Stores with three or fewer locations are exempt, which excludes large chains like 7-Eleven. Also exempt are restaurants, plastic bags brought from home, and those used in stores for produce, baked goods or pharmaceuticals.

However, the state law allows any municipality to enact stricter rules.

The convenience store industry was also pelted by a huge hike in the tobacco tax, approved by the voters in November, that took effect in January of this year. It caused a pack of cigarettes to cost at least $7 a pack, with progressive increases over the next decade. It also imposes a new tax on vaping products.

In addition, various cities have enacted their own tobacco ordinances.

Loveland is floating the idea of banning the sale of flavored tobacco and Aspen is requiring sellers of tobacco products to obtain a license.
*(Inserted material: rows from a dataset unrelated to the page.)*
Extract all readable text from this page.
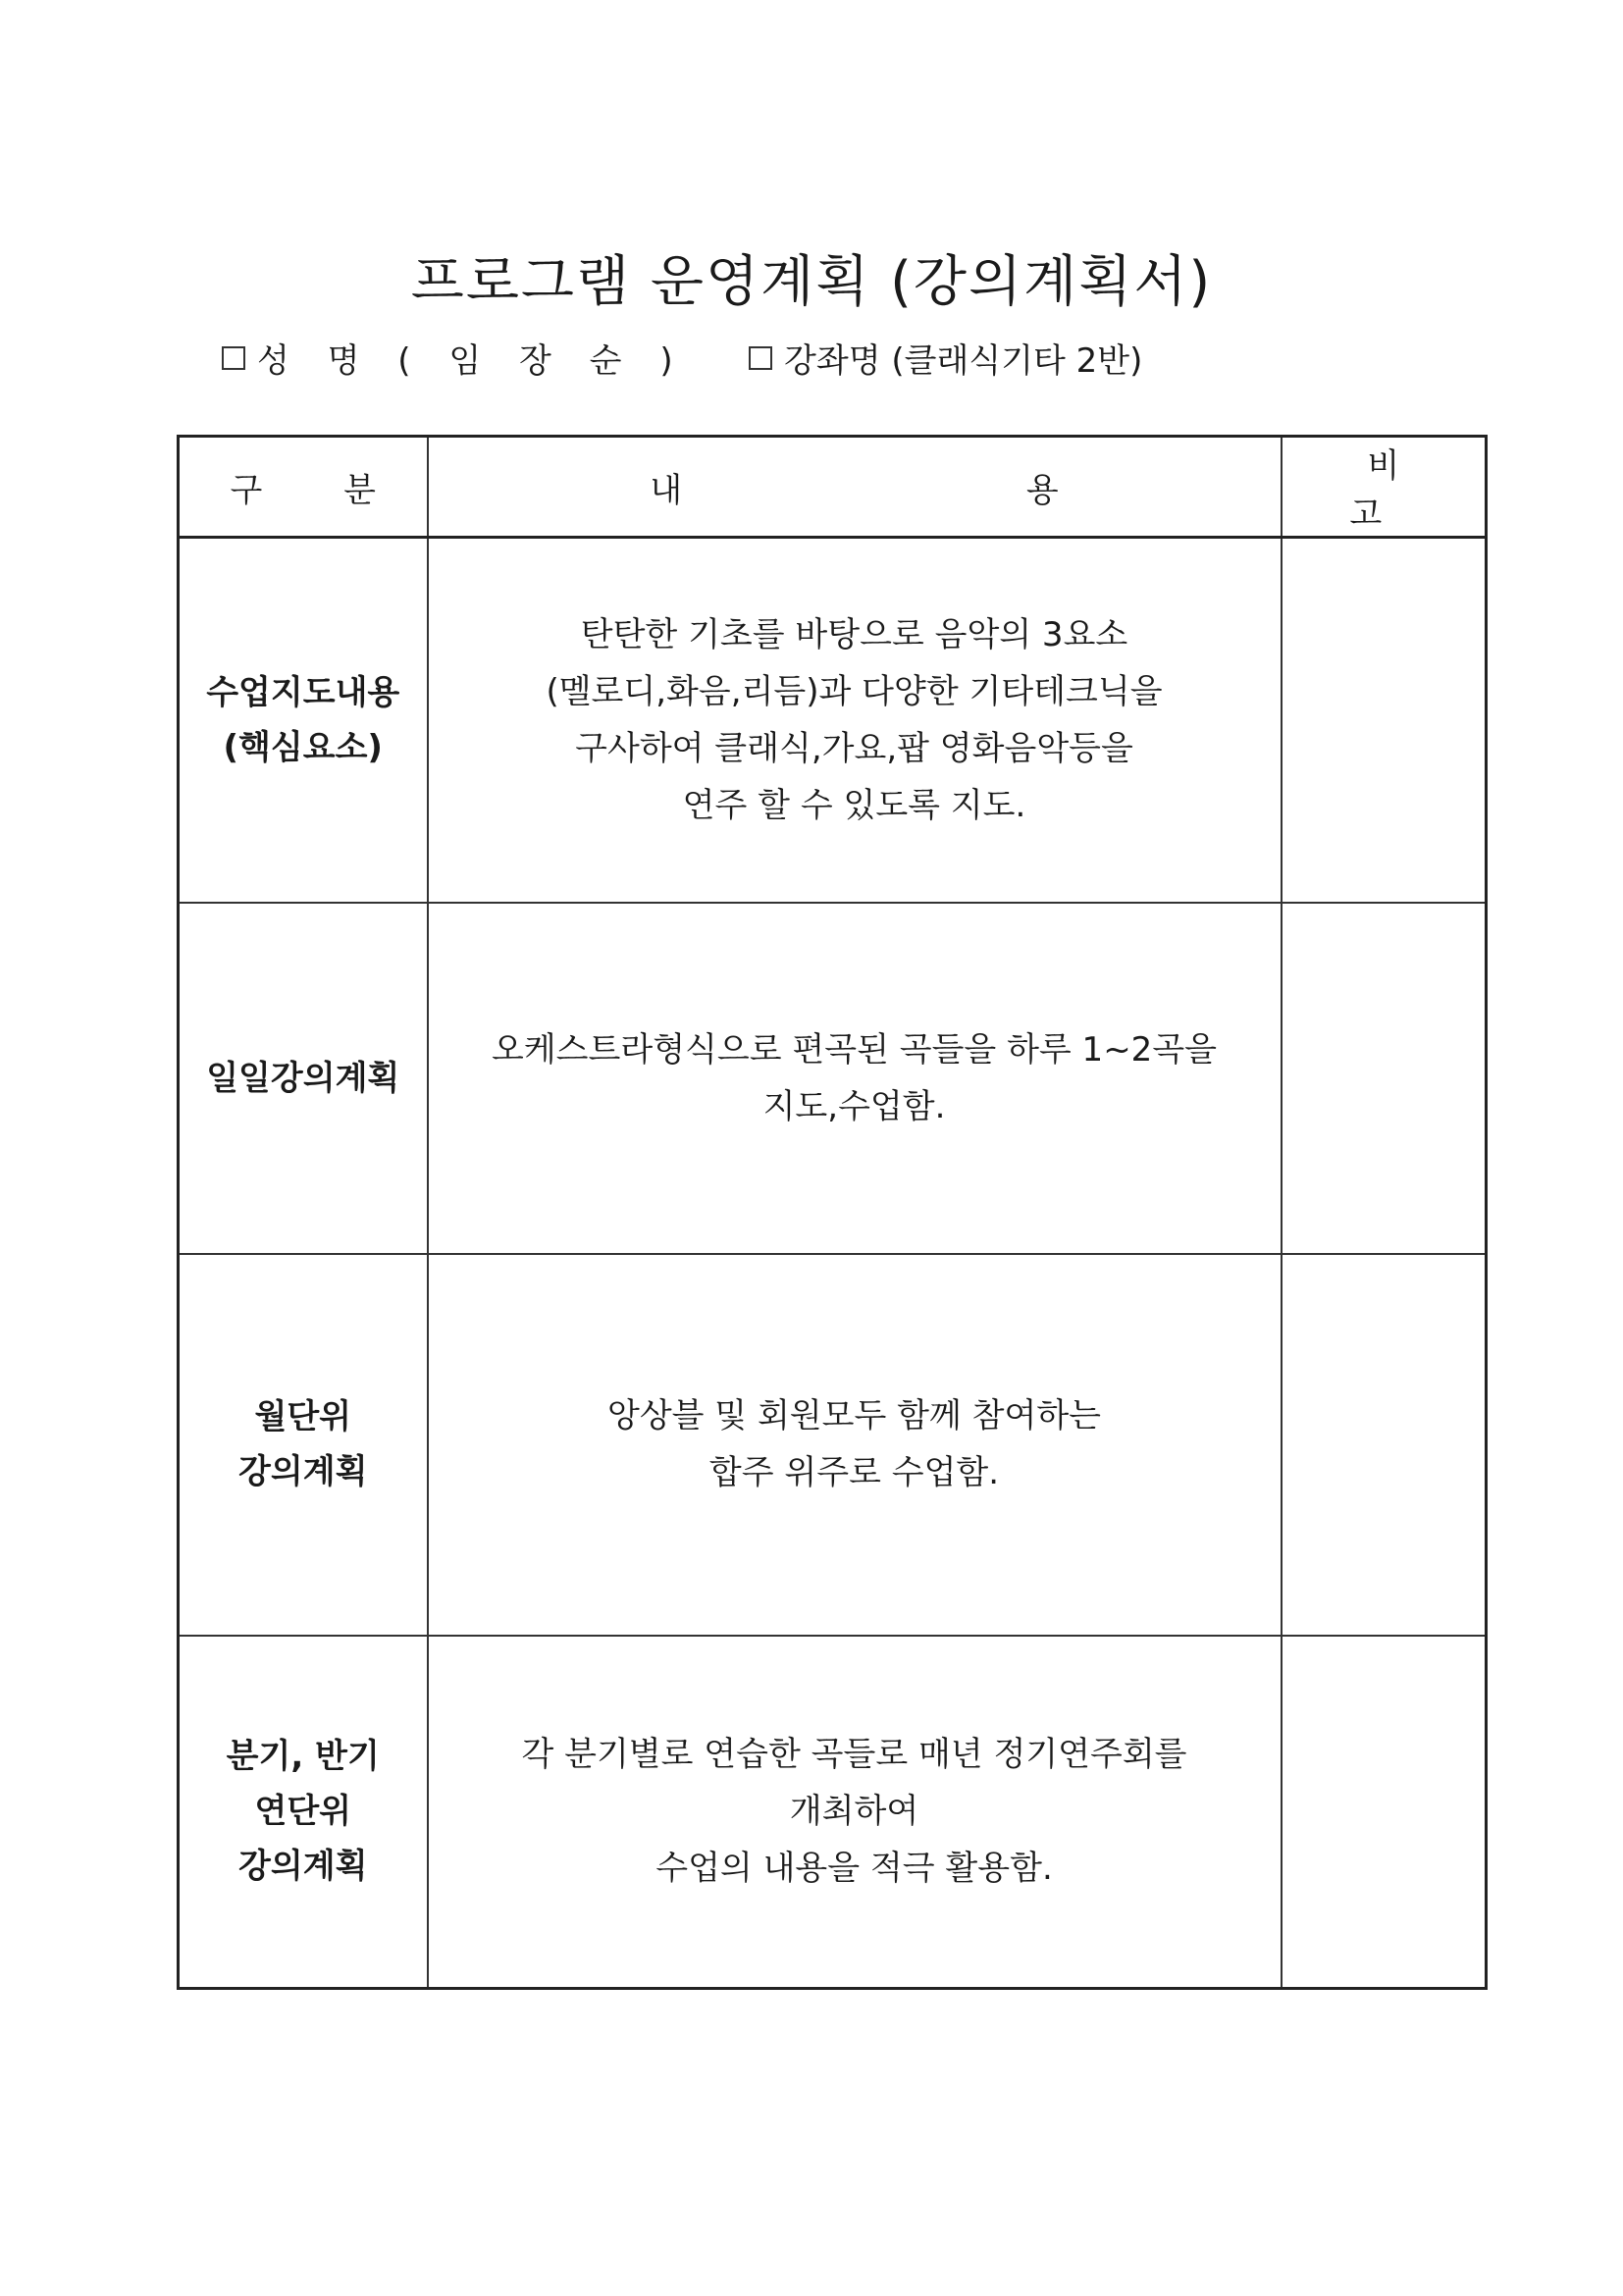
프로그램 운영계획 (강의계획서)
성 명 ( 임 장 순 )	강좌명 (클래식기타 2반)
구 분	내 용	비 고

수업지도내용
(핵심요소)	탄탄한 기초를 바탕으로 음악의 3요소
(멜로디,화음,리듬)과 다양한 기타테크닉을
구사하여 클래식,가요,팝 영화음악등을
연주 할 수 있도록 지도.	

일일강의계획	오케스트라형식으로 편곡된 곡들을 하루 1~2곡을
지도,수업함.	

월단위
강의계획	앙상블 및 회원모두 함께 참여하는
합주 위주로 수업함.	

분기, 반기
연단위
강의계획	각 분기별로 연습한 곡들로 매년 정기연주회를
개최하여
수업의 내용을 적극 활용함.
The city also imposed an age limit of 21 for employees selling those products.

In a current webinar, Grier Bailey, executive director of the Colorado/Wyoming Petroleum Marketers Association, urged convenience store operators to be proactive in protecting their profitable tobacco and nicotine sales rather than react to issues that arise.

"I can tell you definitively that government relations and operators engaging in political advocacy can have as much or a greater impact than almost anything else that you do for your bottom lines," he said.

Retailers must acknowledge existing problems, such as teenage vaping, and put forth their own ideas on how to fix them, he said. "This buys you credit with the people who see you as somebody who's willing to help solve problems." It also gives the industry the chance to direct the conversation and to propose legislation that won't harm them, he said.

Bailey warned that compliance is key in gaining support. When enforcement people see that the industry is compliant they will be the best advocates for it. "If they say, 'Hey, this is a very compliant industry,'" he said that is more effective than any number of retailers doing their own bragging.

Begin the conversation, he urged, by recognizing legitimate policy problems and how the industry is trying to solve them.

DENVER — The driver shortage is impacting gasoline retailers.

Numerous convenience stores and gasoline stations in the state found themselves without gasoline recently. There was a plentiful supply of fuel but not enough drivers to haul it to them.

Many drivers who lost their jobs last year as the pandemic took hold went to work for Amazon or other shippers experiencing a high demand for products.

Panicked motorists made it worse by gassing up before they needed to. That caused a greater shortage.

Along with the run on gasoline for everyday use there also was a jump in demand led by consumers eager to go on vacation. Even a spike in prices did not diminish the demand. Motorists were willing to pay almost any price — and, in Colorado, those were some of the highest prices in the nation.

Skylar McKinley, AAA Colorado spokesman, said the situation should improve this fall as retailers offer better wages to entice workers back and demand slacks off.

DENVER — Alta Convenience has purchased the five Get 'N' Go stores of Red Horse Oil of Rock Springs, Wyoming, which has been in business for sixty years.

Red Horse was acquired ten years ago by Jay Schneiders, who is serving as owner and CEO.

Alta President Rich Spresser said the stores will be integrated into the Denver-based Alta.

CF Altitude LLC, dba Alta Convenience, has 106 convenience stores in four states — Colorado, Kansas, Nebraska, and New Mexico.

Their fuel is marketed under the Phillips 66, Exxon and Conoco brands.

COLORADO SPRINGS — A couple of courageous convenience store clerks saved a woman being robbed at gunpoint.

The woman was walking home from the grocery store when a man approached. He forced her to walk across the street to a convenience store where he ordered her to take out cash from the ATM. She managed to get the attention of the employees and they tackled the man as the woman ran to safety in the back of the store. No one was injured.